Most previous computer programs tried to fix this by assuming the whole room has one single light source (like one big ceiling bulb). They would calculate the color of that one bulb and fix the whole image.

But real life is messy! Imagine a room with:

  • A warm yellow lamp in the corner.
  • A cool blue window on the left.
  • A bright white spotlight in the center.

If you try to fix the whole room with just one color correction, the apple near the window will look wrong, and the apple near the lamp will look wrong. This is the Multi-Illuminant problem. The camera needs to know that different parts of the photo need different fixes.

🔍 The Old Way vs. The New Way

The Old Way (Deep Learning):
Previous AI methods tried to look at the whole picture and guess the lighting for every single pixel at once. It's like trying to paint a detailed landscape by looking at it from 100 miles away through a telescope. You might get the big shapes right, but you miss the tiny details.

The New Way (This Paper's Solution):
The authors (Hang Luo, Rongwei Li, and Jinxing Liang) realized that scale matters.

  • If you zoom out (small scale), you see the big picture: "Okay, the left side is generally blue, and the right side is generally yellow."
  • If you zoom in (large scale), you see the tiny details: "Ah, this specific leaf is catching a tiny reflection of a red car."

They proposed that the perfect lighting map is a mixture of these different views.

🛠️ The Solution: The "Three-Chef Kitchen"

The authors built a system with three parallel chefs (a "Tri-branch network") working in a kitchen to fix the photo.

  1. Chef Small (The Coarse Chef): Looks at a tiny, blurry version of the photo. They are good at seeing the big trends. "The whole left side is dark and blue."
  2. Chef Medium: Looks at a medium-sized version. They see the structure. "The shadow under the table is green."
  3. Chef Large (The Fine Chef): Looks at the full, high-definition photo. They see the tiny details. "That specific pixel on the apple is reflecting a red light."

🤝 The "Smart Manager" (Attentional Fusion)

If you just asked the three chefs to mix their ideas together, it might be a mess.
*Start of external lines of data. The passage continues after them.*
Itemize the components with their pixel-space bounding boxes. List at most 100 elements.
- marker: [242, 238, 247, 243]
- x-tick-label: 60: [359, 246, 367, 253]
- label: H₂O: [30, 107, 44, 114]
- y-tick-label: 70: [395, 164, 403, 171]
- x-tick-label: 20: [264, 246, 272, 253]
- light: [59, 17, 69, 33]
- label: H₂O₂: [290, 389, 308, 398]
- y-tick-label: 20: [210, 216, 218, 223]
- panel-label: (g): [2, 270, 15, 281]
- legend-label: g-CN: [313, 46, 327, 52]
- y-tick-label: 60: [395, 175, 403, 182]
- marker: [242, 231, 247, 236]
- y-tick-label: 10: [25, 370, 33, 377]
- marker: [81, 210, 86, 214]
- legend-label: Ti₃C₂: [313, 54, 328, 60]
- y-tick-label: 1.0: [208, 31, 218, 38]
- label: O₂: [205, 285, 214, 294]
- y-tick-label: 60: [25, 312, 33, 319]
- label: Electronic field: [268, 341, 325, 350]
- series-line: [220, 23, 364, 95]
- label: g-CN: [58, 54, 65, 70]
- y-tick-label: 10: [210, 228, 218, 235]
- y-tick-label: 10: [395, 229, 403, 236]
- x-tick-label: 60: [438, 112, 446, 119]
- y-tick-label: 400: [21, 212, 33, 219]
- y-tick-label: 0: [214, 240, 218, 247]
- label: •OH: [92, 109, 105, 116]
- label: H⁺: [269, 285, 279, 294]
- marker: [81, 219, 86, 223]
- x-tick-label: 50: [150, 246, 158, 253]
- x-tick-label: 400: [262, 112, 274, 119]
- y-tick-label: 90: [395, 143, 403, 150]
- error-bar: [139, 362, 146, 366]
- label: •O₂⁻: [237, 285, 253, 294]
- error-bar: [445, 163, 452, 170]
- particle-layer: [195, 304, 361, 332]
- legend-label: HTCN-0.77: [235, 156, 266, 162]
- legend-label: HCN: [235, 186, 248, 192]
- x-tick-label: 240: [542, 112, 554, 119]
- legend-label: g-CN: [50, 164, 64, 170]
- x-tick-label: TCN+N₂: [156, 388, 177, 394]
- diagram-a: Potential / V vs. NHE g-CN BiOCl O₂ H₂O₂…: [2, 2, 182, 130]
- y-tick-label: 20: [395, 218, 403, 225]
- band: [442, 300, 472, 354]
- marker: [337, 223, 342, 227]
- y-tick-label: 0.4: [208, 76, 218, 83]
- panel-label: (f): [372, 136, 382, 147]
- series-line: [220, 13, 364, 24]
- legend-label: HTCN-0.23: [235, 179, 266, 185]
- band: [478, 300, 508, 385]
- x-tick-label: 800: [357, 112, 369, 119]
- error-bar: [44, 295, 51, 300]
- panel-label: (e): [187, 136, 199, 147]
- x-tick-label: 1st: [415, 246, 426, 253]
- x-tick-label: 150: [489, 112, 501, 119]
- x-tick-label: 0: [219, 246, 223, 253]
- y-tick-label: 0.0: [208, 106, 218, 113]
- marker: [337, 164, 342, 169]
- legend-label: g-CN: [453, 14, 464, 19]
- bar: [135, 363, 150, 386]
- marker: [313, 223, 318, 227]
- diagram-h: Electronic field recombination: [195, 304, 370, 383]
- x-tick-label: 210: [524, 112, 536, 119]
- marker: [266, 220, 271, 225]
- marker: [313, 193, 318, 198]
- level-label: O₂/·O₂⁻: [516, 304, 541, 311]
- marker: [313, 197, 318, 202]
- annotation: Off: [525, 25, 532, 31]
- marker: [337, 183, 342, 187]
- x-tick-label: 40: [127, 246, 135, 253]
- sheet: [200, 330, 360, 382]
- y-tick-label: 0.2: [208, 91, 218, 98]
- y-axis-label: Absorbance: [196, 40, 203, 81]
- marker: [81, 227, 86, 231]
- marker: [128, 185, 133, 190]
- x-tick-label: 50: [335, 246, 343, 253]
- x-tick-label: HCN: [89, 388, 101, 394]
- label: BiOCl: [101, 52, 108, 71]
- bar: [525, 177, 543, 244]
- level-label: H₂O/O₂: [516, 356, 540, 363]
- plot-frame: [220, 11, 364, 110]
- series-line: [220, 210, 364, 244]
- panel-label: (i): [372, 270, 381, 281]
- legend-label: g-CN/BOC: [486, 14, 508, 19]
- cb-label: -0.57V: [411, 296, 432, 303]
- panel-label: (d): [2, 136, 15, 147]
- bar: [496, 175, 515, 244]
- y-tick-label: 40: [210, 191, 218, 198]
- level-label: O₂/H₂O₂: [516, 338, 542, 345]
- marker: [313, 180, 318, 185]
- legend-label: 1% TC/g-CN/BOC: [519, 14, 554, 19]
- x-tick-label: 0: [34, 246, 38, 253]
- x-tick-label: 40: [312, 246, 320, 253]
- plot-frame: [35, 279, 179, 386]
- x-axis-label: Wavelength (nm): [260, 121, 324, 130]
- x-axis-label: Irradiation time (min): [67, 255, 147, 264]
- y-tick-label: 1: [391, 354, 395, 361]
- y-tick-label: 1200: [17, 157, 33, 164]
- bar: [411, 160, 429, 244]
You need a Smart Manager (called the Attentional Illuminant Fusion Module).

  • The Manager looks at every single pixel in the photo.
  • For a pixel in a blurry, big area, the Manager says, "I trust Chef Small more here."
  • For a pixel on a sharp edge, the Manager says, "I trust Chef Large more here."
  • The Manager creates a "weight map" (a voting system) to decide exactly how much to listen to each chef for every single pixel.

🧪 The Results

They tested this on a massive dataset of photos with mixed lighting.

  • The Score: They measured how close the corrected colors were to the "true" colors (using something called "Mean Angular Error").
  • The Win: Their method beat all the other top methods. It was like getting a 98% on a test where everyone else got 90%.
  • Visual Proof: When they fixed the photos, the colors looked natural and realistic, whereas other methods left some parts looking weirdly tinted.

🚀 In a Nutshell

Instead of trying to guess the lighting for a whole complex scene with one giant guess, this paper says: "Let's look at the scene from three different distances, let three different AI models guess the lighting, and then let a smart manager blend their best guesses together for every single pixel."

This approach allows computers to see the world with the same color-perfect vision that humans have, even in rooms with a dozen different light bulbs.